Monday, 3 June 2013

RESOLUTION ON SCRAPPING OF NEW PENSION SCHEME


Resolution on scrapping of New Pension Scheme which is going to be presented on 9th NFPE federal council is reproduced below.




RESOLUTION ON SCRAPPING OF NEW PENSION SCHEME

         This 9thFederal Council, while vehemently opposing the new pension scheme introduced from April2004, strongly urges for scrapping of the scheme. The argument advocated by the Government that the total outgo on account of payments for the existing central government employees has gone up from Rs. 5,206 Crores in 1993 / 94 to Rs. 22, 618 Crores in 2003 / 04 and there is need to switch over from defined benefit pension Scheme to defined contribution Scheme does not hold water. The value of money and the Indian currency in the global market, the rise in price index and the rise in the rate of inflation are not taken into account. As the cost of living steadily increases along with the fiscal standards, the increase shown in the payment of pensions is only theoretical. Further, it is argued that many countries are switching to the contributory scheme also is irrelevant. Because, so many western countries which are quite often quoted as models by the ruling elite are paying pension as a social security for its employees ranging from 40 per cent to even 55 percent of the last pay drawn.

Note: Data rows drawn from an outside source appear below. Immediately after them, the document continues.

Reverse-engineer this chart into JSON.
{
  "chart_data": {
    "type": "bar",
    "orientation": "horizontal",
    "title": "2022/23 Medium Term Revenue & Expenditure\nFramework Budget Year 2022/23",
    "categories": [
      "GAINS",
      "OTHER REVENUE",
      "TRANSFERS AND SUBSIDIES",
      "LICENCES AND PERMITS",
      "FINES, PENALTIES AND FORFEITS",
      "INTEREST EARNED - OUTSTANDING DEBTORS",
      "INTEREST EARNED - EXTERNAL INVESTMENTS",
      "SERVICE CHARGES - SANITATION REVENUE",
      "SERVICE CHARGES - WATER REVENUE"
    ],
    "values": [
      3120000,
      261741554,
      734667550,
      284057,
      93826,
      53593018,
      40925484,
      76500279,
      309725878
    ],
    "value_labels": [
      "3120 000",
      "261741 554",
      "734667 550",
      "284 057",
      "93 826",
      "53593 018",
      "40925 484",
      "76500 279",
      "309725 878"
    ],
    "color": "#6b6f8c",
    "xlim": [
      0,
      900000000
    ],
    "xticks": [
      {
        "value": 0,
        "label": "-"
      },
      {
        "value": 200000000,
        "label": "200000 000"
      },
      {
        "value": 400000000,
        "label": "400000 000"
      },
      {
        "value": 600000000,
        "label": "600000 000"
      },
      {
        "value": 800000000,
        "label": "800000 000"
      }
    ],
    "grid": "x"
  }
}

           This Federal Council further notes with concern that the amount accumulated in the pension fund by contributions from the employees and the departments they are employed is proposed to be invested in the trade of the share market. It is everyone’s knowledge that the share market is a heartless giant and the gambling is known for its fluctuations, many of the slumps are deliberately orchestrated to suit the needs of the trade gamblers. The fate of the hard earned money of the employees will be at the mercy of these unscrupulous elements. This is highly unfair and unwarranted.


          The new pension scheme is against the interests of the employees for the following reason:-
         
                i)   It displaces the age-old scheme of social security

ii) The fund raised in the pension will be invested in private share market for which there is no security.

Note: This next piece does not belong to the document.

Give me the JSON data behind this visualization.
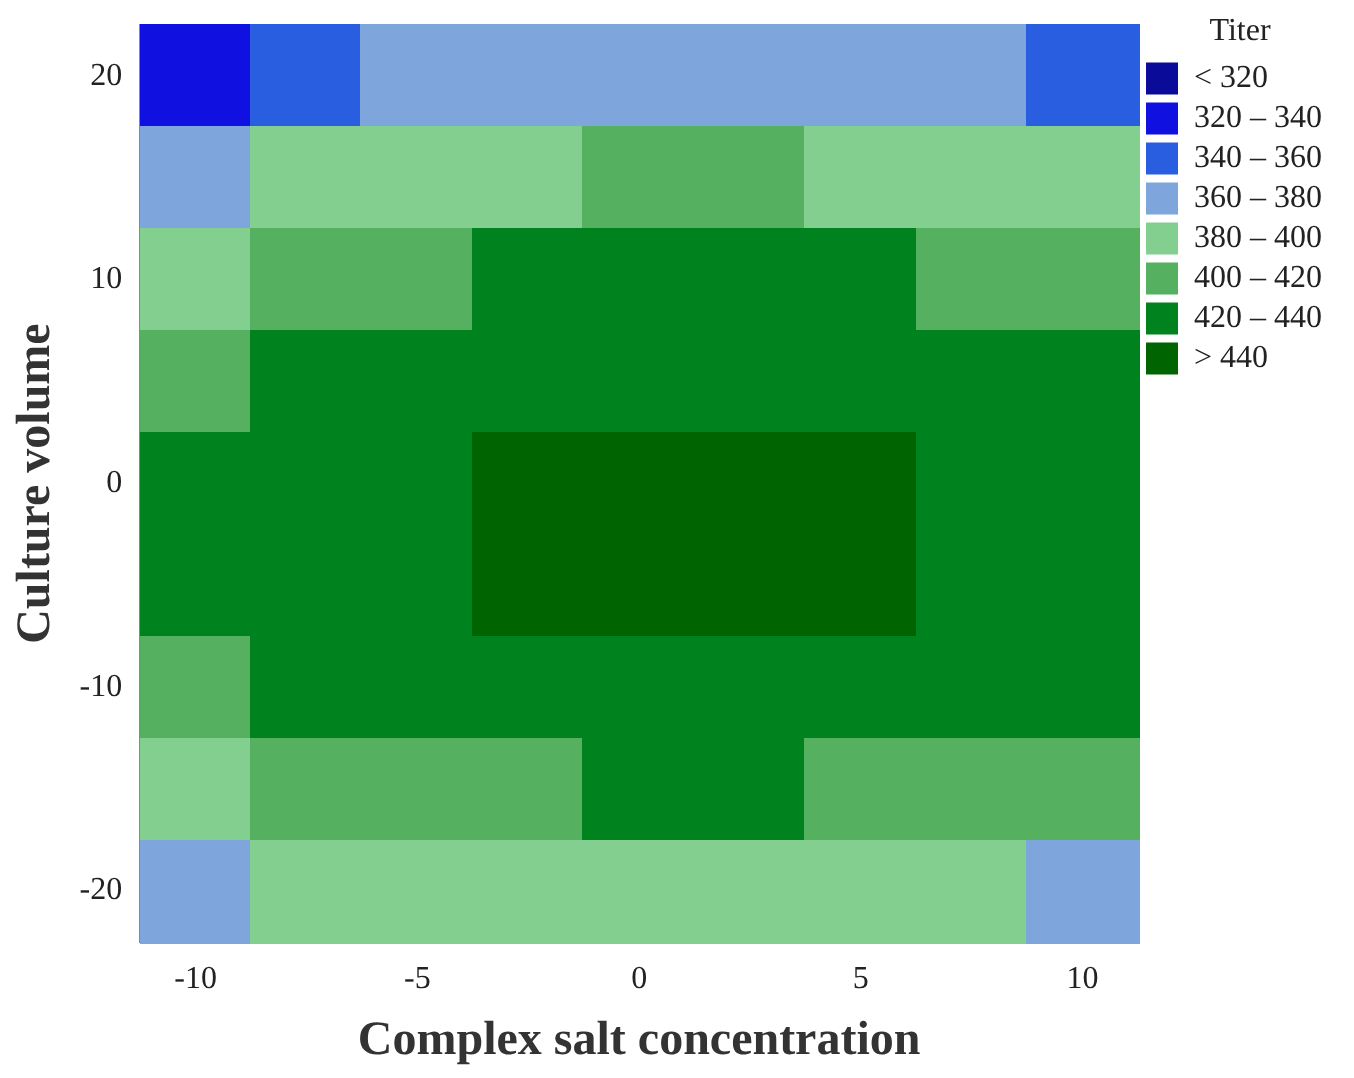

iii) The contributory pension scheme does not guarantee the equal share as that of the employee by the Govt.
     

            Hence, this 9thFederal Council of NFPE held at Hyderabad from 09.06.2013 to 12.06.2013 strongly feels that this anti-employee new pension scheme may be scrapped once and for all. It further unanimously resolves to urge the UPA Govt. to drop the proposal and to restore the original defined Benefit Pension Scheme.